INDUSTRIA: ISTAT; GIU’ PRODUZIONE SETTEMBRE, -2,1% MESE

CODACONS: LE CHIACCHIERE STANNO A ZERO ROMANI RIPROPONE UNA MINESTRA RISCALDATA: DA RIFARE IL DECRETO INCENTIVI

Secondo i dati resi noti oggi dall’Istat, la produzione industriale a settembre é calata del 2,1% rispetto ad agosto, il maggiore ribasso su base mensile dal marzo 2009.

Per il Codacons ora le chiacchiere di chi esultava per la ripresa in atto stanno a zero. Chi si era entusiasmato per i dati di agosto ora dovrebbe spiegare agli italiani il ribasso. La verità è che, come sosteneva l’associazione di consumatori in ottobre, si dovevano attendere i dati dei mesi successivi ad agosto per accertare se si era di fronte ad una vera inversione del trend. Inoltre è particolarmente grave che il ribasso ci sia stato proprio rispetto ad agosto, un mese nel quale la gran parte delle fabbriche sono chiuse per ferie.

I dati di oggi dimostrano non solo che il vecchio decreto incentivi è stato un autentico fallimento, ma che anche il nuovo provvedimento del ministro dello Sviluppo Paolo Romani è la cronaca di un insuccesso annunciato.

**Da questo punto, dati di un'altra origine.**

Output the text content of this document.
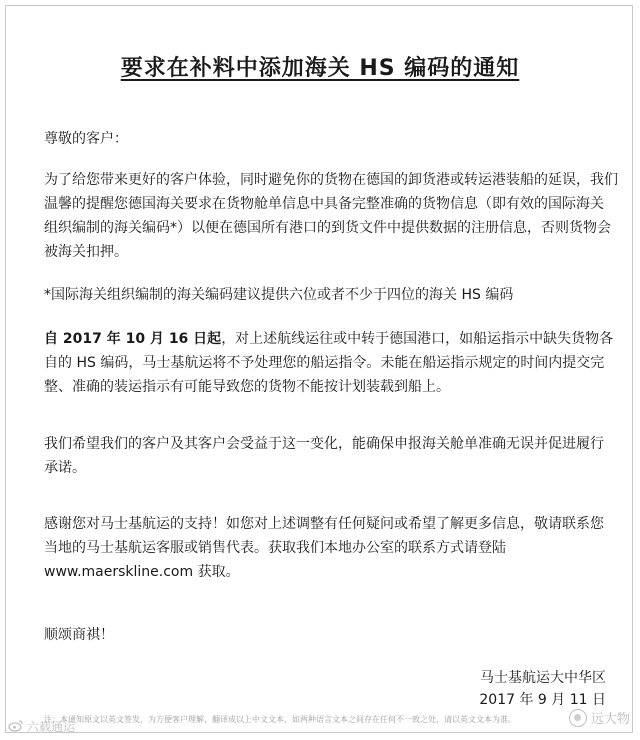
要求在补料中添加海关 HS 编码的通知

尊敬的客户：

为了给您带来更好的客户体验，同时避免你的货物在德国的卸货港或转运港装船的延误，我们
温馨的提醒您德国海关要求在货物舱单信息中具备完整准确的货物信息（即有效的国际海关
组织编制的海关编码*）以便在德国所有港口的到货文件中提供数据的注册信息，否则货物会
被海关扣押。

*国际海关组织编制的海关编码建议提供六位或者不少于四位的海关 HS 编码

自 2017 年 10 月 16 日起，对上述航线运往或中转于德国港口，如船运指示中缺失货物各
自的 HS 编码，马士基航运将不予处理您的船运指令。未能在船运指示规定的时间内提交完
整、准确的装运指示有可能导致您的货物不能按计划装载到船上。

我们希望我们的客户及其客户会受益于这一变化，能确保申报海关舱单准确无误并促进履行
承诺。

感谢您对马士基航运的支持！如您对上述调整有任何疑问或希望了解更多信息，敬请联系您
当地的马士基航运客服或销售代表。获取我们本地办公室的联系方式请登陆
www.maerskline.com 获取。

顺颂商祺！

马士基航运大中华区

2017 年 9 月 11 日

注：本通知原文以英文签发，为方便客户理解，翻译成以上中文文本，如两种语言文本之间存在任何不一致之处，请以英文文本为准。

六载通运	远大物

Si tratta, infatti, della stessa minestra riscaldata. Ma se la minestra non è buona, riscaldarla non serve a niente, bisogna cambiare gli ingredienti.  Se il Governo vuole davvero rilanciare la produzione industriale, allora gli incentivi dovrebbero essere finanziati con 3 miliardi e non 110 milioni, pari al 30% del prezzo, senza tetti e per un numero maggiore di prodotti, comprendendo ad esempio lavatrici, frigoriferi, condizionatori, televisori.